The electric potential in some other implementation of gridless reflectron (a so-called quadratic-field reflectron) is proportional to a square of a distance x to the mirror entrance: V(x)=kx^{2} thus exhibiting a case of one-dimensional harmonic field. If both the ion source and the detector are placed at the reflectron entrance and if the ions travel in a close proximity of the ion mirror axis, the flight times of ions in the quadratic-field reflectron are almost independent on ion kinetic energy.

A gridless reflectron with nonlinear field, which comprised only three cylindrical elements was also demonstrated.

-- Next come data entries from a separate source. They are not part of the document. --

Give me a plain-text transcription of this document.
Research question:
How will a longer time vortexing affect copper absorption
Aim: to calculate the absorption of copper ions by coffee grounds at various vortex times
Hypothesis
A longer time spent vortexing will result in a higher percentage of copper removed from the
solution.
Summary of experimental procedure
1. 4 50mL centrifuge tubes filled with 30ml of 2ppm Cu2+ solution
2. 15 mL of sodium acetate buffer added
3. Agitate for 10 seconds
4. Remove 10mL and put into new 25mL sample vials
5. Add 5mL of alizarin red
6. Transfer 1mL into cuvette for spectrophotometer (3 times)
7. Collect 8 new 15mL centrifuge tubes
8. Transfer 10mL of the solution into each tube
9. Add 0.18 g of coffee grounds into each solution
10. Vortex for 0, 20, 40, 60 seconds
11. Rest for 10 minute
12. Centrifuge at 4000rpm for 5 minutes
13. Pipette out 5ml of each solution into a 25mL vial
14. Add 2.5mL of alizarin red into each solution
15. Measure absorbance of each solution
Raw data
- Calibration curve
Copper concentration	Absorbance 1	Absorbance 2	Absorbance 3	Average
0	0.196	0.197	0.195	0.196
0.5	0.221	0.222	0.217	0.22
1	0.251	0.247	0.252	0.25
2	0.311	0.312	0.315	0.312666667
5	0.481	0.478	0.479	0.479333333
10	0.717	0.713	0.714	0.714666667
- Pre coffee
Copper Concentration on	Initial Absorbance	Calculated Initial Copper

Bergmann et al. implemented an original numerical approach to finding voltage distribution across the stack of the metal electrodes to create a nonlinear field in different regions of the reflectron to provide conditions for both geometrical focusing and compensation of flight times caused by the spread of kinetic energies of ions entering the reflectron at different angles.

==Post-source decay==
A post-source decay (PSD) is a process specific to the ion source utilizing matrix-assisted laser desorption/ionization and operating in vacuum. In the post-source decay, parent ions (typically of several keV kinetic energy) fragment in a process of laser-induced fragmentation or high-energy collision-induced dissociation (HE CID). Time interval suitable for observation of the post-source decay in the reflectron starts after the precursors (parent ions) leave the ion source and ends prior to the moment when the precursors enter the ion mirror. The kinetic energy of fragment ions of mass m in the post-source decay significantly differs from that of parent ions of mass M and is proportional to m/M. So, the distribution of kinetic energies for the PSD ions is extremely large. Not surprisingly, it cannot be compensated in "classic" single or double-stage reflectrons. To achieve acceptable mass resolution for PSD ions with masses typically distributed over broad mass range, these ions are accelerated to energies substantially (at least, a factor of 4 ) exceeding the initial energy of precursor ions. Use of gridless curved-field mirror or that with time-dependent field also improves the mass resolution for fragment ions generated in the post-source decay.